On the Existence of a Closed, Embedded, Rotational $\lambda$-Hypersurface

TL;DR

This paper proves the existence of a new class of closed, embedded rotational λ-hypersurfaces in Euclidean space, expanding the understanding of such geometric structures with specific symmetry properties.

Contribution

It introduces a novel existence proof for a specific λ-hypersurface with SO(n)×SO(n) symmetry, generalizing previous λ-torus solutions using a shooting method approach.

Findings

Existence of a closed, embedded λ-hypersurface diffeomorphic to S^{n-1}×S^{n-1}×S^1.

Hypersurface exhibits SO(n)×SO(n) symmetry.

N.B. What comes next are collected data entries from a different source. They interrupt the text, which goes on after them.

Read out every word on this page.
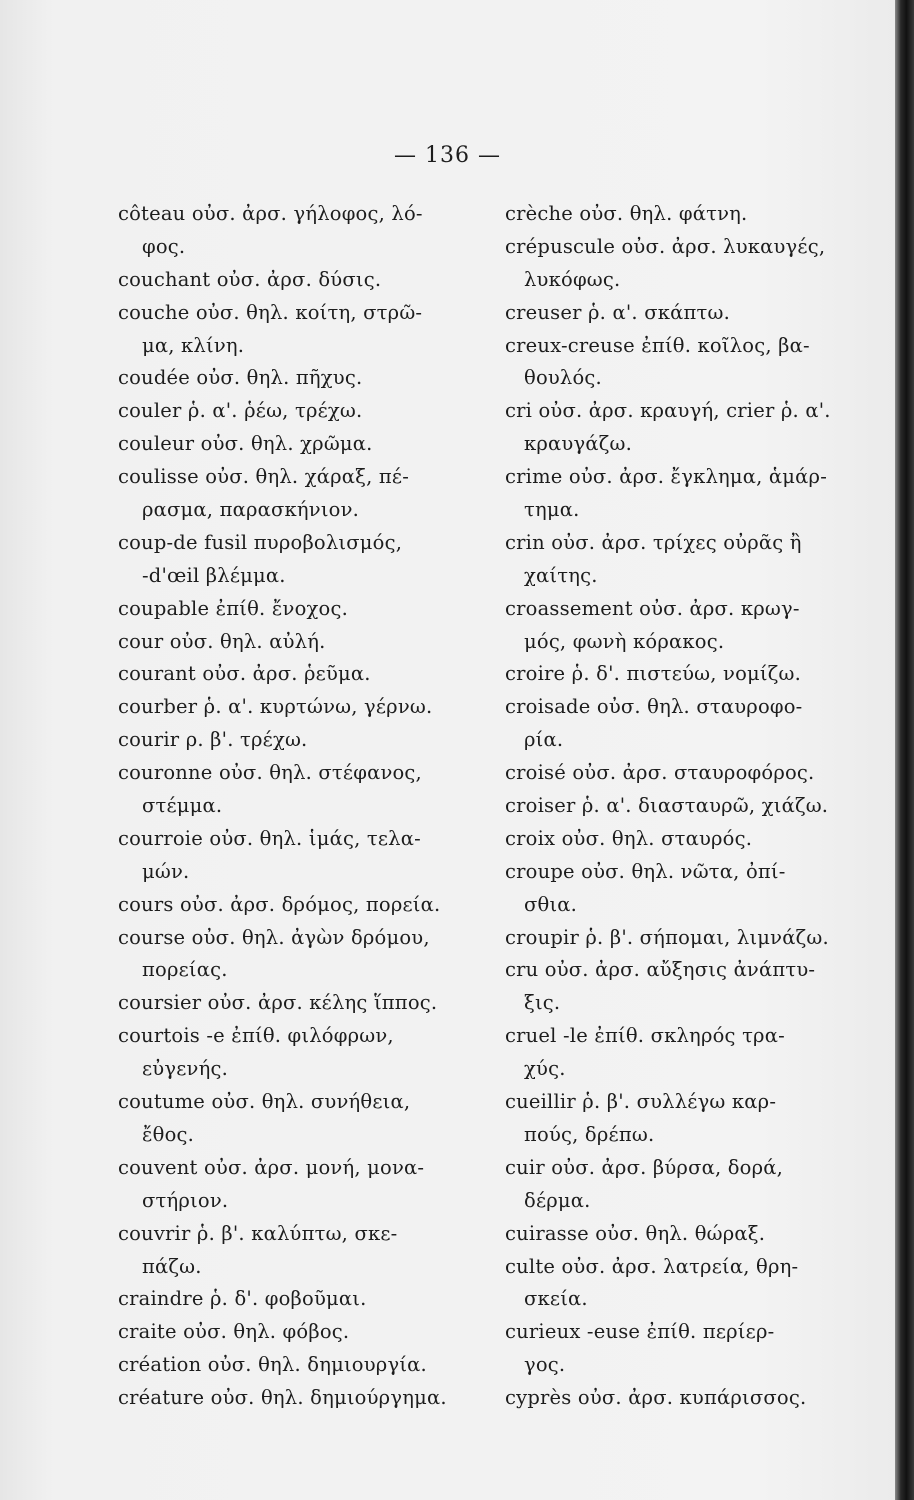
— 136 —
côteau οὐσ. ἀρσ. γήλοφος, λό-
φος.
couchant οὐσ. ἀρσ. δύσις.
couche οὐσ. θηλ. κοίτη, στρῶ-
μα, κλίνη.
coudée οὐσ. θηλ. πῆχυς.
couler ῥ. α'. ῥέω, τρέχω.
couleur οὐσ. θηλ. χρῶμα.
coulisse οὐσ. θηλ. χάραξ, πέ-
ρασμα, παρασκήνιον.
coup-de fusil πυροβολισμός,
-d'œil βλέμμα.
coupable ἐπίθ. ἔνοχος.
cour οὐσ. θηλ. αὐλή.
courant οὐσ. ἀρσ. ῥεῦμα.
courber ῥ. α'. κυρτώνω, γέρνω.
courir ρ. β'. τρέχω.
couronne οὐσ. θηλ. στέφανος,
στέμμα.
courroie οὐσ. θηλ. ἱμάς, τελα-
μών.
cours οὐσ. ἀρσ. δρόμος, πορεία.
course οὐσ. θηλ. ἀγὼν δρόμου,
πορείας.
coursier οὐσ. ἀρσ. κέλης ἵππος.
courtois -e ἐπίθ. φιλόφρων,
εὐγενής.
coutume οὐσ. θηλ. συνήθεια,
ἔθος.
couvent οὐσ. ἀρσ. μονή, μονα-
στήριον.
couvrir ῥ. β'. καλύπτω, σκε-
πάζω.
craindre ῥ. δ'. φοβοῦμαι.
craite οὐσ. θηλ. φόβος.
création οὐσ. θηλ. δημιουργία.
créature οὐσ. θηλ. δημιούργημα.
crèche οὐσ. θηλ. φάτνη.
crépuscule οὐσ. ἀρσ. λυκαυγές,
λυκόφως.
creuser ῥ. α'. σκάπτω.
creux-creuse ἐπίθ. κοῖλος, βα-
θουλός.
cri οὐσ. ἀρσ. κραυγή, crier ῥ. α'.
κραυγάζω.
crime οὐσ. ἀρσ. ἔγκλημα, ἁμάρ-
τημα.
crin οὐσ. ἀρσ. τρίχες οὐρᾶς ἢ
χαίτης.
croassement οὐσ. ἀρσ. κρωγ-
μός, φωνὴ κόρακος.
croire ῥ. δ'. πιστεύω, νομίζω.
croisade οὐσ. θηλ. σταυροφο-
ρία.
croisé οὐσ. ἀρσ. σταυροφόρος.
croiser ῥ. α'. διασταυρῶ, χιάζω.
croix οὐσ. θηλ. σταυρός.
croupe οὐσ. θηλ. νῶτα, ὀπί-
σθια.
croupir ῥ. β'. σήπομαι, λιμνάζω.
cru οὐσ. ἀρσ. αὔξησις ἀνάπτυ-
ξις.
cruel -le ἐπίθ. σκληρός τρα-
χύς.
cueillir ῥ. β'. συλλέγω καρ-
πούς, δρέπω.
cuir οὐσ. ἀρσ. βύρσα, δορά,
δέρμα.
cuirasse οὐσ. θηλ. θώραξ.
culte οὐσ. ἀρσ. λατρεία, θρη-
σκεία.
curieux -euse ἐπίθ. περίερ-
γος.
cyprès οὐσ. ἀρσ. κυπάρισσος.
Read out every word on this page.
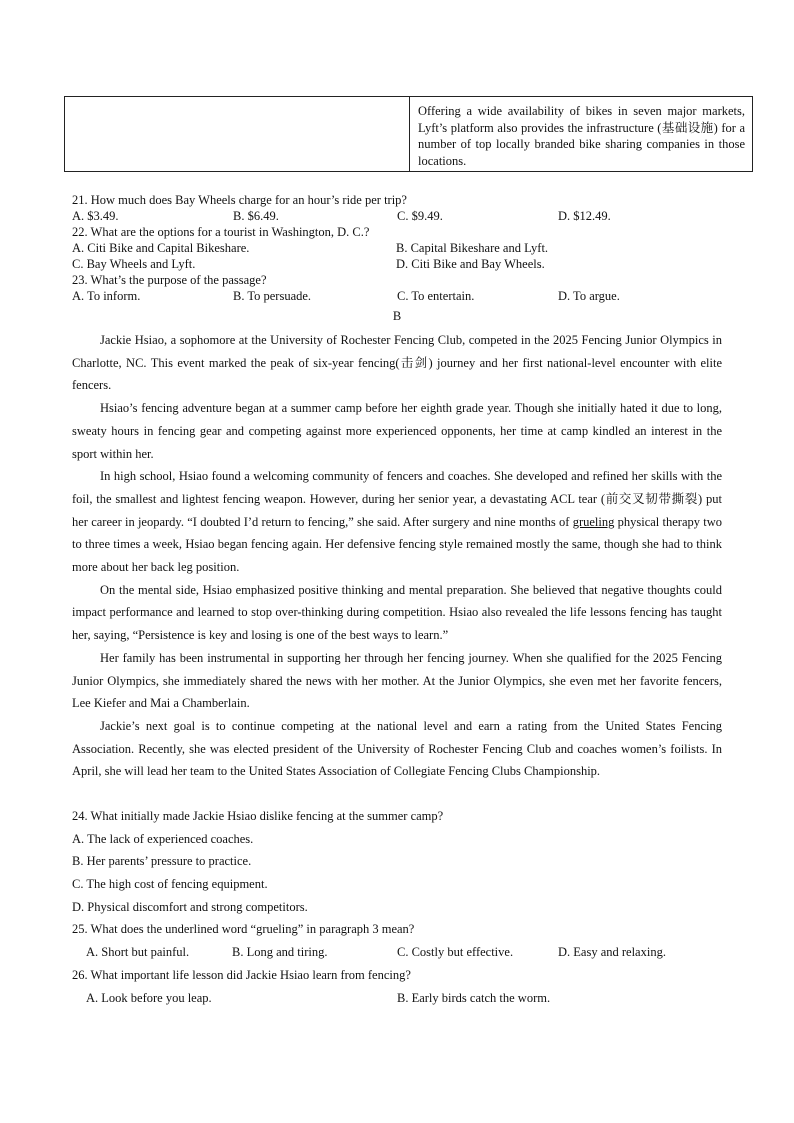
Offering a wide availability of bikes in seven major markets, Lyft’s platform also provides the infrastructure (基础设施) for a number of top locally branded bike sharing companies in those locations.
21. How much does Bay Wheels charge for an hour’s ride per trip?
A. $3.49.	B. $6.49.	C. $9.49.	D. $12.49.
22. What are the options for a tourist in Washington, D. C.?
A. Citi Bike and Capital Bikeshare.	B. Capital Bikeshare and Lyft.
C. Bay Wheels and Lyft.	D. Citi Bike and Bay Wheels.
23. What’s the purpose of the passage?
A. To inform.	B. To persuade.	C. To entertain.	D. To argue.
B

Jackie Hsiao, a sophomore at the University of Rochester Fencing Club, competed in the 2025 Fencing Junior Olympics in Charlotte, NC. This event marked the peak of six-year fencing(击剑) journey and her first national-level encounter with elite fencers.

Hsiao’s fencing adventure began at a summer camp before her eighth grade year. Though she initially hated it due to long, sweaty hours in fencing gear and competing against more experienced opponents, her time at camp kindled an interest in the sport within her.

In high school, Hsiao found a welcoming community of fencers and coaches. She developed and refined her skills with the foil, the smallest and lightest fencing weapon. However, during her senior year, a devastating ACL tear (前交叉韧带撕裂) put her career in jeopardy. “I doubted I’d return to fencing,” she said. After surgery and nine months of grueling physical therapy two to three times a week, Hsiao began fencing again. Her defensive fencing style remained mostly the same, though she had to think more about her back leg position.

On the mental side, Hsiao emphasized positive thinking and mental preparation. She believed that negative thoughts could impact performance and learned to stop over-thinking during competition. Hsiao also revealed the life lessons fencing has taught her, saying, “Persistence is key and losing is one of the best ways to learn.”

Her family has been instrumental in supporting her through her fencing journey. When she qualified for the 2025 Fencing Junior Olympics, she immediately shared the news with her mother. At the Junior Olympics, she even met her favorite fencers, Lee Kiefer and Mai a Chamberlain.

Jackie’s next goal is to continue competing at the national level and earn a rating from the United States Fencing Association. Recently, she was elected president of the University of Rochester Fencing Club and coaches women’s foilists. In April, she will lead her team to the United States Association of Collegiate Fencing Clubs Championship.

24. What initially made Jackie Hsiao dislike fencing at the summer camp?
A. The lack of experienced coaches.
B. Her parents’ pressure to practice.
C. The high cost of fencing equipment.
D. Physical discomfort and strong competitors.
25. What does the underlined word “grueling” in paragraph 3 mean?
A. Short but painful.	B. Long and tiring.	C. Costly but effective.	D. Easy and relaxing.
26. What important life lesson did Jackie Hsiao learn from fencing?
A. Look before you leap.	B. Early birds catch the worm.
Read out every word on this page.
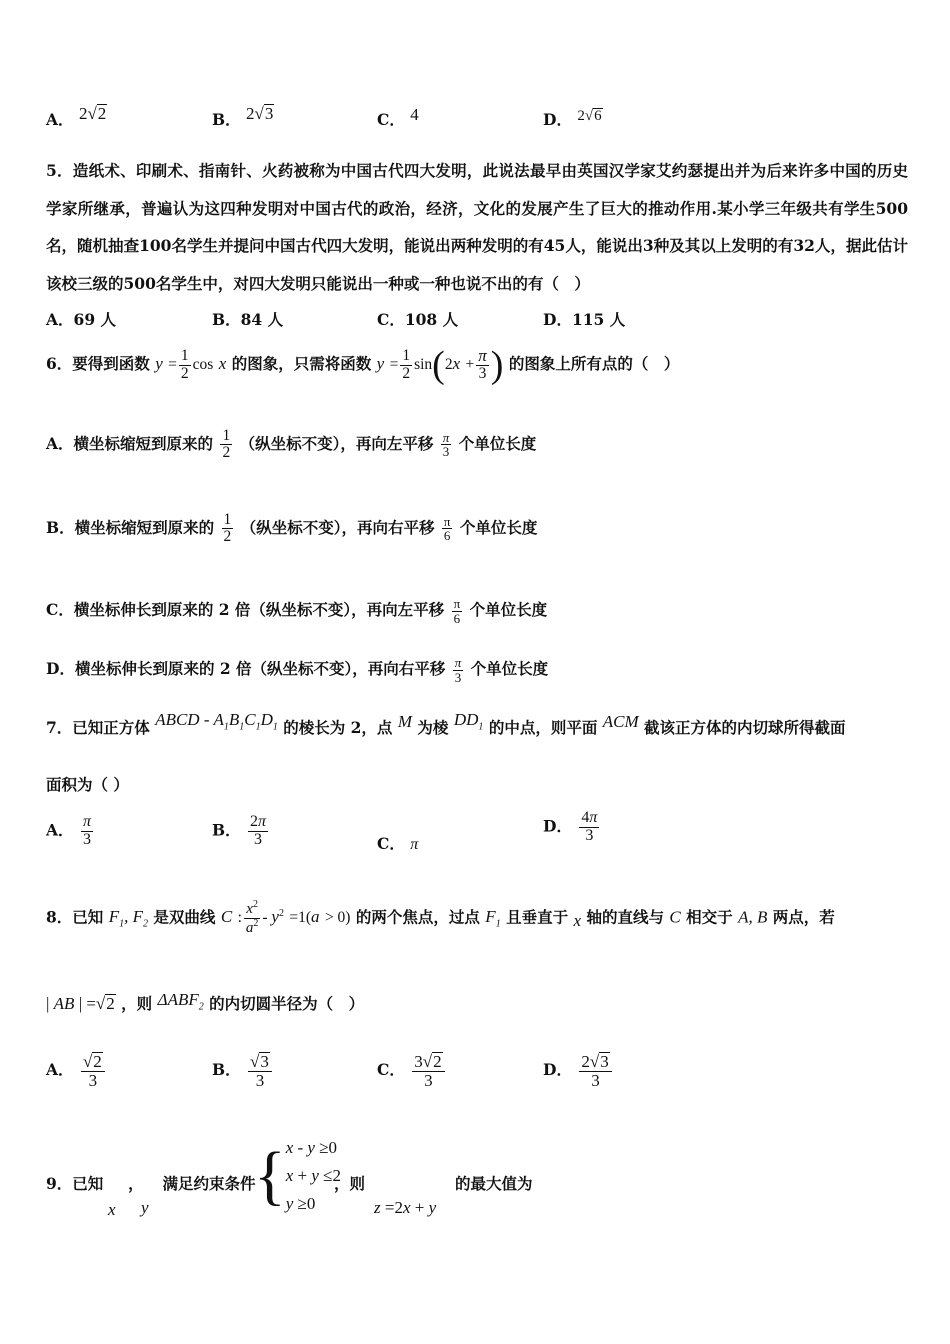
A． 2√2	B． 2√3	C． 4	D． 2√6
5．造纸术、印刷术、指南针、火药被称为中国古代四大发明，此说法最早由英国汉学家艾约瑟提出并为后来许多中国的历史学家所继承，普遍认为这四种发明对中国古代的政治，经济，文化的发展产生了巨大的推动作用.某小学三年级共有学生500名，随机抽查100名学生并提问中国古代四大发明，能说出两种发明的有45人，能说出3种及其以上发明的有32人，据此估计该校三级的500名学生中，对四大发明只能说出一种或一种也说不出的有（　）
A．69 人	B．84 人	C．108 人	D．115 人
6．要得到函数 $y = \frac{1}{2}$ cos x 的图象，只需将函数 $y = \frac{1}{2} \sin(2x + \frac{\pi}{3}$ ) 的图象上所有点的（　）
A．横坐标缩短到原来的 $\frac{1}{2}$ （纵坐标不变），再向左平移 $\frac{\pi}{3}$ 个单位长度
B．横坐标缩短到原来的 $\frac{1}{2}$ （纵坐标不变），再向右平移 $\frac{\pi}{6}$ 个单位长度
C．横坐标伸长到原来的 2 倍（纵坐标不变），再向左平移 $\frac{\pi}{6}$ 个单位长度
D．横坐标伸长到原来的 2 倍（纵坐标不变），再向右平移 $\frac{\pi}{3}$ 个单位长度
7．已知正方体 ABCD - $A_1B_1C_1D_1$ 的棱长为 2，点 M 为棱 $DD_1$ 的中点，则平面 ACM 截该正方体的内切球所得截面
面积为（ ）
A． $\frac{\pi}{3}$	B． $\frac{2\pi}{3}$	C． π
D． $\frac{4\pi}{3}$
8．已知 $F_1$, $F_2$ 是双曲线 C : $\frac{x^2}{a^2} - y^2 =1(a > 0)$ 的两个焦点，过点 $F_1$ 且垂直于 x 轴的直线与 C 相交于 A, B 两点，若
| AB | =√2 ，则 $\Delta ABF_2$ 的内切圆半径为（　）
A． $\frac{√2}{3}$	B． $\frac{√3}{3}$	C． $\frac{3√2}{3}$	D． $\frac{2√3}{3}$
9．已知 ， 满足约束条件
x y { x - y ≥0
x + y ≤2
y ≥0
，则
z =2x + y
的最大值为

Generalizes the λ-torus by Cheng and Wei.

Abstract

In this paper we show the existence of a closed, embedded $\lambda$-hypersurfaces $\Sigma \subset \mathbb{R}^{2n}$. The hypersurface is diffeomorhic to $\mathbb{S}^{n-1} \times \mathbb{S}^{n-1} \times \mathbb{S}^1$ and exhibits $SO(n) \times SO(n)$ symmetry. Our approach uses a "shooting method" similar to the approach used by McGrath in constructing a generalized self-shrinking torus solution to mean curvature flow. The result generalizes the $\lambda$-torus found by Cheng and Wei.